Vietnam saves Wiskott-Aldrich syndrome patient for the first time

By Le Nga   April 9, 2020 | 06:00 am PT
Vietnam saves Wiskott-Aldrich syndrome patient for the first time
A doctor checks up on the two-year-old boy who has been freed from the Wiskott-Aldrich syndrome (WAS) at the National Children's Hospital in Hanoi, March 2020. Photo courtesy of the hospital.
A Hanoi hospital has used a bone marrow transplant to cure a toddler with Wiskott-Aldrich Syndrome, a rare, deadly genetic disorder.

The condition rarely lets patients live for more than five years, doctors said.

The National Children's Hospital saved the two-year-old boy by transplanting stem cells from the bone marrow of his older sister.

The patient is the youngest child in a family of three siblings in the northern province of Quang Ninh. 

In 2018, the day after he was delivered at a hospital in Quang Ninh, doctors found spots of petechiae around his belly. The baby was transferred to the National Children's Hospital in Hanoi. After a week, doctors decided to discharge him as all of his health indexes were normal.

In September 2019, the boy was admitted to the Hanoi hospital again with skin haemorrhages, bloody bowel movements and low platelet counts.

Suspecting that he might have the rare genetic disorder, doctors ordered a genetic test, and found he had Wiskott-Aldrich syndrome (WAS), a condition seen only in 1-9 cases in a million children.

WAS is a disease with immunological deficiency and reduced ability to form blood clots. Signs and symptoms include easy bruising or bleeding due to a decrease in the number and size of platelets. It is caused by mutations in the WAS gene and is inherited in an X-linked manner. It primarily affects males.

Normally, a patient with WAS cannot live for more than five years, with death occurring as a result of infectious complications, brain haemorrhage or other malignancies.

The only method that can cure a WAS patient is a bone marrow transplant that transfuses hematopoietic stem cells (cells that can transform into all kinds of blood cells including white blood cells, red blood cells and platelets) from healthy people into the patient's body to replace damaged or abnormal stem cells.

Once doctors screened and found that the boy’s sister had a matching marrow source, they decided to go ahead with the hematopoietic stem cell transplantation (HSCT).

This involves the intravenous infusion of autologous or allogeneic stem cells collected from bone marrow, peripheral blood, or umbilical cord blood to re-establish hematopoietic function in patients whose bone marrow or immune system is damaged or defective.

On February 26, the HSCT was performed following the treatment regimen set by the European Society for Blood and Marrow Transplantation. Earlier, the boy had been put through one week of chemotherapy to destroy his own marrow.

Twenty-one days after the transplantation, the new marrow had grown by 87 percent in the patient’s body and all of his indexes of red blood cells, white blood cells, platelets were at normal levels.

On day 33, the new marrow had fully grown inside his body, meaning the boy had been completely cured of WAS. This is the first time ever that a WAS patient has been cured in Vietnam.

The National Children's Hospital is now treating 11 other kids with WAS. The youngest is five months old and the oldest is seven.

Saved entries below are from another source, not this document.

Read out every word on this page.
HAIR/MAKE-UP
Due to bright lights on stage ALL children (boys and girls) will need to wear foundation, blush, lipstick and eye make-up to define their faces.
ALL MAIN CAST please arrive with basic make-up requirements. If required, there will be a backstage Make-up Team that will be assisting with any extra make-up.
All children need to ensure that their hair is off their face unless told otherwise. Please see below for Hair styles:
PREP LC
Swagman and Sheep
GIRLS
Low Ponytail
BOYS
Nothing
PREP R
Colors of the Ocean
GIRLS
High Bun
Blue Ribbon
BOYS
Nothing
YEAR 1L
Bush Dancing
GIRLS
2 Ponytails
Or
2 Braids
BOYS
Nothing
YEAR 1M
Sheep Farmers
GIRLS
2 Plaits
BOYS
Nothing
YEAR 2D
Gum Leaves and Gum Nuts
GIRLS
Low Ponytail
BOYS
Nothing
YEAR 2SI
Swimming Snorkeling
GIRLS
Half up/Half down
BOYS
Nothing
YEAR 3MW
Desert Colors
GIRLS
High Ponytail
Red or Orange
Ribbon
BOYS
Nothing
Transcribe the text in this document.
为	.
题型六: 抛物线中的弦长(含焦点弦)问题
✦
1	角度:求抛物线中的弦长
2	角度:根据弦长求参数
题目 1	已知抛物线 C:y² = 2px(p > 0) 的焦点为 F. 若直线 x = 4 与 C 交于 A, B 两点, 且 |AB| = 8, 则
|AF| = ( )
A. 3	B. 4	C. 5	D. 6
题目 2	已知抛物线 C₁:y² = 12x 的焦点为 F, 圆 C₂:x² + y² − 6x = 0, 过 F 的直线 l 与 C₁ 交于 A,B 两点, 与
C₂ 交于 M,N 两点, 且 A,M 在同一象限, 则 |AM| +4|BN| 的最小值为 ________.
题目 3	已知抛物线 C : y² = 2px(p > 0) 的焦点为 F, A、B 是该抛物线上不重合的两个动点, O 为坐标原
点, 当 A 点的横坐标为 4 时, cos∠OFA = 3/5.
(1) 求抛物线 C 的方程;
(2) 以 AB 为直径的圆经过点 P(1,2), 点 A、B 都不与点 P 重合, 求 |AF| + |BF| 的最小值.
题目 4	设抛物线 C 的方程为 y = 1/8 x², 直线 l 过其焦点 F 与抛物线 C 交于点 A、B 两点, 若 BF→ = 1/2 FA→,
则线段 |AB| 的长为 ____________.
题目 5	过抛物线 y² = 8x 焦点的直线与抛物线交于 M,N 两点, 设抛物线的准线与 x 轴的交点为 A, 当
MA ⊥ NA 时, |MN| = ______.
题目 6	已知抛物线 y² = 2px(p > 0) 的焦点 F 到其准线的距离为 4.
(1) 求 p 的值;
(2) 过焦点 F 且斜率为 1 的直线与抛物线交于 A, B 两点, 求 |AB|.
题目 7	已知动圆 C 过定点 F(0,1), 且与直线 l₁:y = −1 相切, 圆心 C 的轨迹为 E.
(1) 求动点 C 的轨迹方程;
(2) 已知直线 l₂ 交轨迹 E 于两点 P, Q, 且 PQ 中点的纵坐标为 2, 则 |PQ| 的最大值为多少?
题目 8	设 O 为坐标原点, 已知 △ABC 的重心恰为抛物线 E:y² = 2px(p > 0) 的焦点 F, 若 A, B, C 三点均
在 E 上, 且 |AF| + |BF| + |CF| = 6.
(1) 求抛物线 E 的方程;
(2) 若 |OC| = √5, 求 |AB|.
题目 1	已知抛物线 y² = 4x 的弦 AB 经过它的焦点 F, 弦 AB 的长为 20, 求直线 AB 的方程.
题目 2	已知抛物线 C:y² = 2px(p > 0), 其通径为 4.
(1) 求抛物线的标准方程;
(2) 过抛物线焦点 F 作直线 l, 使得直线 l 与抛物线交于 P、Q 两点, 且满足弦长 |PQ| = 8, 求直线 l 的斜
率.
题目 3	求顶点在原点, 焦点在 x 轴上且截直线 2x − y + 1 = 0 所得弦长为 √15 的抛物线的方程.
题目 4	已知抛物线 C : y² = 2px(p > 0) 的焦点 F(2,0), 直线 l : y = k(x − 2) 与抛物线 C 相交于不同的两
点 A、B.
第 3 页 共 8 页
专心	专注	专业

Le Quynh Chi, head of the immunology department at the hospital, said a successful bone marrow transplant will completely cure WAS patients, who are mostly children, allowing them to have a normal life like any other children.

However, the cost for such a transplant is high, and the health insurance covers only a small part of it.

Normally, it costs hundreds of millions of dong or up to VND1-2 billion ($42,200-84,400) in several cases, not to mention other expenditures and efforts a family must spend and make during the long period of treatment.